Random

 

Random

I see things. Little things. Little people. I had an imaginary friend when I was little. He was outlined in electric blue, but then he changed. He changed because I grew up. Sad things happen like that; growing up I mean. The other day I had a salad, and I thought “What if my salad could speak? Would it beg me not to eat it?” I couldn’t finish my salad. When I grew up, I wanted to be a mermaid. These thoughts are an insight to my childish perspective.

 I’ve seen auras around people since I can remember. It is their soul, their essence of who they are in its entirety. I can’t see all auras, only people I understand or feel intuitive about. Another thing I notice is our eyes. They tell a story of what we have been through. My eyes change color; this is the key to understanding me. You have to be close up, and gaze a very long time in order to see someone’s eyes. The walls I have set up make it difficult to obtain that knowledge of understanding.

            I do not really see gender. I am me. You are you. Labels are unnecessary and binding. Labels clarify to society and create structure (fuck structure sometimes). I almost lost my brother when I was 17; he has a rare blood disease. My grandmother died like her mother; hooked up to a respirator. My mother lost herself when she left my father, and she took us with her. She eventually found herself. Her eyes shine again. They glow a beautiful hue. I do not worry about her like I used to when I was little. When my mom and I are together, we attract people.  We walk into stores that are deserted, and walk out through a flock full of people. My father is awkward, but he has found contentment with the women he is going to marry. I am bitter towards my father. I wish he knew what my favorite color was (rainbow), or that I cried when he didn’t come to my senior meet in high school.
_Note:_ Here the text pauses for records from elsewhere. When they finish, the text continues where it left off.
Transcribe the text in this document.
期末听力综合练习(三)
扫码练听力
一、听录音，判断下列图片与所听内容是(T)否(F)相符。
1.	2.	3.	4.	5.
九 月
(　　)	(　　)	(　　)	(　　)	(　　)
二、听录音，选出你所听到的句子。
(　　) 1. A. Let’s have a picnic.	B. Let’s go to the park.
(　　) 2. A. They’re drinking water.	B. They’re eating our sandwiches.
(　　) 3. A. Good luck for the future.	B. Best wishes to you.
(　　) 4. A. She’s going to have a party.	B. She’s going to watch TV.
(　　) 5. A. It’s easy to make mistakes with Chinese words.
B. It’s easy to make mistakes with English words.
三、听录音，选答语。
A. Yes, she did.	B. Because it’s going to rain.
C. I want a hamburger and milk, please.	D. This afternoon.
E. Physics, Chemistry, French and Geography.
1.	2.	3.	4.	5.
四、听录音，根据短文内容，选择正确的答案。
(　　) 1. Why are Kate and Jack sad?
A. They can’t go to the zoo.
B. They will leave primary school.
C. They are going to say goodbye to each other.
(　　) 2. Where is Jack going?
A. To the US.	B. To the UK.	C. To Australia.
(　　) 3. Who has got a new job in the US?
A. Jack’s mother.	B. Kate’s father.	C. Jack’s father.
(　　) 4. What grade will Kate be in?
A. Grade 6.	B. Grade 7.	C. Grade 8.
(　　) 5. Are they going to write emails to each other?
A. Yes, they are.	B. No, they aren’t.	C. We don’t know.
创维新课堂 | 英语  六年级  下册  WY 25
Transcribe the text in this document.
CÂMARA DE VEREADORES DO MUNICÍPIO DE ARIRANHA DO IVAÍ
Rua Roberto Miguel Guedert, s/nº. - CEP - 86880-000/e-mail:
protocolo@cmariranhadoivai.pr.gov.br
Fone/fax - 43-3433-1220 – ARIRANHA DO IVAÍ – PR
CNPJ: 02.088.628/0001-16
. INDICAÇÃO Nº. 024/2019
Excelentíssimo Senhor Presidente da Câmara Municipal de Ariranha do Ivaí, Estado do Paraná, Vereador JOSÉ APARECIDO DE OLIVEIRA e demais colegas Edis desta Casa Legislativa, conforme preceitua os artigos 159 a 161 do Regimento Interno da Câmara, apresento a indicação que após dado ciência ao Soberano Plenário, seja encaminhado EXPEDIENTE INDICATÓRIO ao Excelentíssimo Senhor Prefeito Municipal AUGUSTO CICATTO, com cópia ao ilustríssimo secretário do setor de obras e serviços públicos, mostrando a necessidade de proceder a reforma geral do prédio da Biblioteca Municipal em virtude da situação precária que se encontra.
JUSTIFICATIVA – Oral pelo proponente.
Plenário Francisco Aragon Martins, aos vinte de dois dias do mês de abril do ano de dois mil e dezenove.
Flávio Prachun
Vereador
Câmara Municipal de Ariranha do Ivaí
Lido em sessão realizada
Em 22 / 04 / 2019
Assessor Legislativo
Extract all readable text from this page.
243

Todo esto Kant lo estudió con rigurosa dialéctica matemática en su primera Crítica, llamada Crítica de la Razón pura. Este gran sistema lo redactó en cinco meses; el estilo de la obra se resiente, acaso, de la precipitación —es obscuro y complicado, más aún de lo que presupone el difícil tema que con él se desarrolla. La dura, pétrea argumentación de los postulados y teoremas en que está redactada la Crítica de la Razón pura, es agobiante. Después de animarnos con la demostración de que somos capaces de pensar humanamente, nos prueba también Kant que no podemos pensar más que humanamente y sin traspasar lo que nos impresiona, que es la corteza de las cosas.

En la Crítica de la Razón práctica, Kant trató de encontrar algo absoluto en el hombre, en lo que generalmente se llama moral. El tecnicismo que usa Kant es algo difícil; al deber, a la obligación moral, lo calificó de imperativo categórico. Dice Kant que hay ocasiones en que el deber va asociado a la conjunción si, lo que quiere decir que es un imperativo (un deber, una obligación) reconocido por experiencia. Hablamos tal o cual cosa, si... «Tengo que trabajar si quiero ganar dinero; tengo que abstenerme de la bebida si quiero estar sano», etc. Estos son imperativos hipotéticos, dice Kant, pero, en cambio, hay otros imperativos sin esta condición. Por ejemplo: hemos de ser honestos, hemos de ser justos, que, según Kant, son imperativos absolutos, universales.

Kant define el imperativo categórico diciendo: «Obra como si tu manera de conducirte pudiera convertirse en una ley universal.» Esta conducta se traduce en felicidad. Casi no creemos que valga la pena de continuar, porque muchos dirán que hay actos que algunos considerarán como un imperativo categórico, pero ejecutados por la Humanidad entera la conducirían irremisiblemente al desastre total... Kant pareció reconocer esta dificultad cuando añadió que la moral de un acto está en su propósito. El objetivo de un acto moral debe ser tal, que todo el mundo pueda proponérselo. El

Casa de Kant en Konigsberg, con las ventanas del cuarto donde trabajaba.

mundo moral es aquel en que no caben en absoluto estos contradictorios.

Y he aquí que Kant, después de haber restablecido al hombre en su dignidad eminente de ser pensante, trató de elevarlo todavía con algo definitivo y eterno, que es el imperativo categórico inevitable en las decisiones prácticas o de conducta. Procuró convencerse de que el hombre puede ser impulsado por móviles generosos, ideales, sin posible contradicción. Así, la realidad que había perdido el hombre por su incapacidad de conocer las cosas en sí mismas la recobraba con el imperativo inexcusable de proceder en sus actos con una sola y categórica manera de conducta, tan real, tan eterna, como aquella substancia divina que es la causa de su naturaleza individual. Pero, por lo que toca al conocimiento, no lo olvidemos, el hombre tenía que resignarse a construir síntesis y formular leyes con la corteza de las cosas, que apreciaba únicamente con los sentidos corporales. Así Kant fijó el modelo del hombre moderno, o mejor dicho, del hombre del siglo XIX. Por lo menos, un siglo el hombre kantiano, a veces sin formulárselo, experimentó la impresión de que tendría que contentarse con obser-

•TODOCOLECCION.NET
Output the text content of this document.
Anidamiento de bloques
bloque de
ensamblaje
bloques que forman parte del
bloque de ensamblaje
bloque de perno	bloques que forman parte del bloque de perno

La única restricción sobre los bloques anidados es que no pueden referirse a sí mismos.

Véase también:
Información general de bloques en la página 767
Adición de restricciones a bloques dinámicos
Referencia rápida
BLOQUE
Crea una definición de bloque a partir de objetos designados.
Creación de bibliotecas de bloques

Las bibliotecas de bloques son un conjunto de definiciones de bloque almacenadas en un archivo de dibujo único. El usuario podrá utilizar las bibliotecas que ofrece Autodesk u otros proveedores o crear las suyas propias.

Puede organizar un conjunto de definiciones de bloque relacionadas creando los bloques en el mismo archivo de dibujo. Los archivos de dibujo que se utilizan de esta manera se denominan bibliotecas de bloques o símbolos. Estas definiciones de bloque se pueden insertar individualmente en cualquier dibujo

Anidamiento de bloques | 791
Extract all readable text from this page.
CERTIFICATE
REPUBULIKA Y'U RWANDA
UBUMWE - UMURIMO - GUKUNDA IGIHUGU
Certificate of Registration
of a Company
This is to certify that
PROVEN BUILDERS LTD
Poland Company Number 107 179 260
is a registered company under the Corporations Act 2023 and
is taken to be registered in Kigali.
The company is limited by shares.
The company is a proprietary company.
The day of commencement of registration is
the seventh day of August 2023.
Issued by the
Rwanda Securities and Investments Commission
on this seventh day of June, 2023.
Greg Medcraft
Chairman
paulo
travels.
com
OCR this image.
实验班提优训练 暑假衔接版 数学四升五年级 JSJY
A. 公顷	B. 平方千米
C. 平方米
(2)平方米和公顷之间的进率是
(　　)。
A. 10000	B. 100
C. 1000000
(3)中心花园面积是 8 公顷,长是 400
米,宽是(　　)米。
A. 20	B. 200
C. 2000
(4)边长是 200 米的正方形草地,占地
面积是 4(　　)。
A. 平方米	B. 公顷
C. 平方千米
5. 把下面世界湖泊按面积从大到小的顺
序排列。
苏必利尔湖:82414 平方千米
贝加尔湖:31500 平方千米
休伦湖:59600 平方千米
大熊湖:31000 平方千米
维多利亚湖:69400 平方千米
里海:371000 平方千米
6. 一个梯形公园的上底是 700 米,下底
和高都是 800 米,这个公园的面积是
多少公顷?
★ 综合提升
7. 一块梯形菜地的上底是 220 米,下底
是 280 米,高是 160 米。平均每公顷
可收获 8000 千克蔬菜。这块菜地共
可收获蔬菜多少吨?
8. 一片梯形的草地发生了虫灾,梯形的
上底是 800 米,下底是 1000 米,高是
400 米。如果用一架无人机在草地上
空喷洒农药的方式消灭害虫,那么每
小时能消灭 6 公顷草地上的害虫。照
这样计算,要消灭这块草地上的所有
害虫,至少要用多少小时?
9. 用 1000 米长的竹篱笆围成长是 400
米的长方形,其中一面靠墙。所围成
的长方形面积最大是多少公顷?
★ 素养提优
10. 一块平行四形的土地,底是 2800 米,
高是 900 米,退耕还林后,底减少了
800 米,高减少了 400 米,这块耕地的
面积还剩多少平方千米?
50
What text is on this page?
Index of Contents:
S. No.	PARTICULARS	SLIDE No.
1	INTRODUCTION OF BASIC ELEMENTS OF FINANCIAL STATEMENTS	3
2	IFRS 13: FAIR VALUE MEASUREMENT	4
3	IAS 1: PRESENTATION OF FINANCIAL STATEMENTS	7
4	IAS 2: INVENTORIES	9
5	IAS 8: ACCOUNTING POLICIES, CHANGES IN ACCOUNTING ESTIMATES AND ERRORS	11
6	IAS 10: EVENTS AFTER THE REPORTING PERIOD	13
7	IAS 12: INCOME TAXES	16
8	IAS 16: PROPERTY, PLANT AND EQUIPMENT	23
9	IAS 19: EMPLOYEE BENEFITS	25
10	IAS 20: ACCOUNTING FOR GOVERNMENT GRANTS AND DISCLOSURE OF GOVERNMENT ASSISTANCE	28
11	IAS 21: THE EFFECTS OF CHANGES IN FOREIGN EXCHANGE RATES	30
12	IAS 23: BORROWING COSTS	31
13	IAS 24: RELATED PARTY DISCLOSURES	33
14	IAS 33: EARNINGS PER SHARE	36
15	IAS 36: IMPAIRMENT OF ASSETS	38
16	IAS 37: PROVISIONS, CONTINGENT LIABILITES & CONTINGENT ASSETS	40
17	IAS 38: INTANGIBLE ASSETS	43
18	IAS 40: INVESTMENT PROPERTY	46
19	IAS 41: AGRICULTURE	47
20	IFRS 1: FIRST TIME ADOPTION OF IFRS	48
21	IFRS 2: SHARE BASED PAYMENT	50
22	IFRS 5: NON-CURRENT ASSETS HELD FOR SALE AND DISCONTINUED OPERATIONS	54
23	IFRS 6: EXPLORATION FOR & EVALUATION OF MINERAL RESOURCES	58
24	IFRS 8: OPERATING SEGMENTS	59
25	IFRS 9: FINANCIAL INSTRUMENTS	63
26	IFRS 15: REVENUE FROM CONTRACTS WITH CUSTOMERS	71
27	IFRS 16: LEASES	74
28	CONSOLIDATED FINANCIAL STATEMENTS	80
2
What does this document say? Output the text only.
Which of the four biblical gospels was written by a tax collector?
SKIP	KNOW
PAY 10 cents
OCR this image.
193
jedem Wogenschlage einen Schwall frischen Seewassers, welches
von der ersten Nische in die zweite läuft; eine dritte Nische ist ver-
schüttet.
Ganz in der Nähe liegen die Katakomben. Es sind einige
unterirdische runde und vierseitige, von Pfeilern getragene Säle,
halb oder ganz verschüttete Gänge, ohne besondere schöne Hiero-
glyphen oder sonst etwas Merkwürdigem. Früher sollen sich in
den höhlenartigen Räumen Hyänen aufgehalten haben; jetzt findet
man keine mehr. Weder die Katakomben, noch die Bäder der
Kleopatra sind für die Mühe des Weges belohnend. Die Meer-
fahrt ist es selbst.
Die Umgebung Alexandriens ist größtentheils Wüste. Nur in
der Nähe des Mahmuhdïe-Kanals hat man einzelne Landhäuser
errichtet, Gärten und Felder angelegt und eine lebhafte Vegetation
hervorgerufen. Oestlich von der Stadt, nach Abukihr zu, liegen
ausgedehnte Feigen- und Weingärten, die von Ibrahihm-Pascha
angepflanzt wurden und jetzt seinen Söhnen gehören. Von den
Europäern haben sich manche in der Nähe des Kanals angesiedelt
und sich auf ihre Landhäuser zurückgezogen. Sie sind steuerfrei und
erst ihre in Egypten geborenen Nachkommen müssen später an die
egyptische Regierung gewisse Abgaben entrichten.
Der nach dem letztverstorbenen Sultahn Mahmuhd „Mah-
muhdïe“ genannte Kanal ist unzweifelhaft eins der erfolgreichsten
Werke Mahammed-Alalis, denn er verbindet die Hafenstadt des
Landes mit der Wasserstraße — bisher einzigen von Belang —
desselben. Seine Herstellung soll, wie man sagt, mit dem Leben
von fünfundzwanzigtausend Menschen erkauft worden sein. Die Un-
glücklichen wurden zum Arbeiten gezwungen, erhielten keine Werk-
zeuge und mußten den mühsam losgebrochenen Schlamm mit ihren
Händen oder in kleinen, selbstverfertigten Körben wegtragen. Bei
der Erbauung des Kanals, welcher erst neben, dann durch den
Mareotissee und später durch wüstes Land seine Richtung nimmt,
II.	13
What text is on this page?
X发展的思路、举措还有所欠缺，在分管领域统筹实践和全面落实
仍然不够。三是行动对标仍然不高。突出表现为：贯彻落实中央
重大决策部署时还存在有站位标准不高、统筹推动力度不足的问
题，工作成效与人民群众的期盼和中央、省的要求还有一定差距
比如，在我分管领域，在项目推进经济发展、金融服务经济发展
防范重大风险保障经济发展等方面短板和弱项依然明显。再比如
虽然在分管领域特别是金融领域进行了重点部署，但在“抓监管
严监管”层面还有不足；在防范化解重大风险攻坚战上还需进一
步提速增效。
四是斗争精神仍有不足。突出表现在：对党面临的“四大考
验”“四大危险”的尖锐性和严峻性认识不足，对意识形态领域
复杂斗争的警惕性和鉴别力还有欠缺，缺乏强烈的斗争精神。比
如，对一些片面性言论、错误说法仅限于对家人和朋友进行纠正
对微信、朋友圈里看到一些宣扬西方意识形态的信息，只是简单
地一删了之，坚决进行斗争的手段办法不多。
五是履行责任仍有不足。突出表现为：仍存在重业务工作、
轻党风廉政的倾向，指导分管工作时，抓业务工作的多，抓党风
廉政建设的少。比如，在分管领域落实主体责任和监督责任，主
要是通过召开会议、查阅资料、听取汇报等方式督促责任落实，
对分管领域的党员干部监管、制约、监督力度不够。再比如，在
            I write what I write as exposure to reality to myself. Attention is not the intention (that sounds bizarre). Often times I fade into the background, and sometimes it is a good thing, and other times I need to be saved from the shadows I create from my own thoughts. My own fears.

            I fear love, rejection, of being told my best is not satisfactory for this world. I fear the mixed responses this will create. Be kind.

            In the end though, do we really know who we are? That is the marvel of humanity. We spend our entire lives trying to discover who we are inside. What we believe. How we perceive things, and are they right? No amount of writing can clarify an idea or judgement-- it can only guide us into what we feel is right. Writing draws the essense of ourselves out into the open, and what is more terrifying than that? What is true? What is real? At the end of the day when the clocks melt and become distorted; we finally understand who we are. We are finally content to put the pen down, and breath.  And then we die. Fickle isn’t it?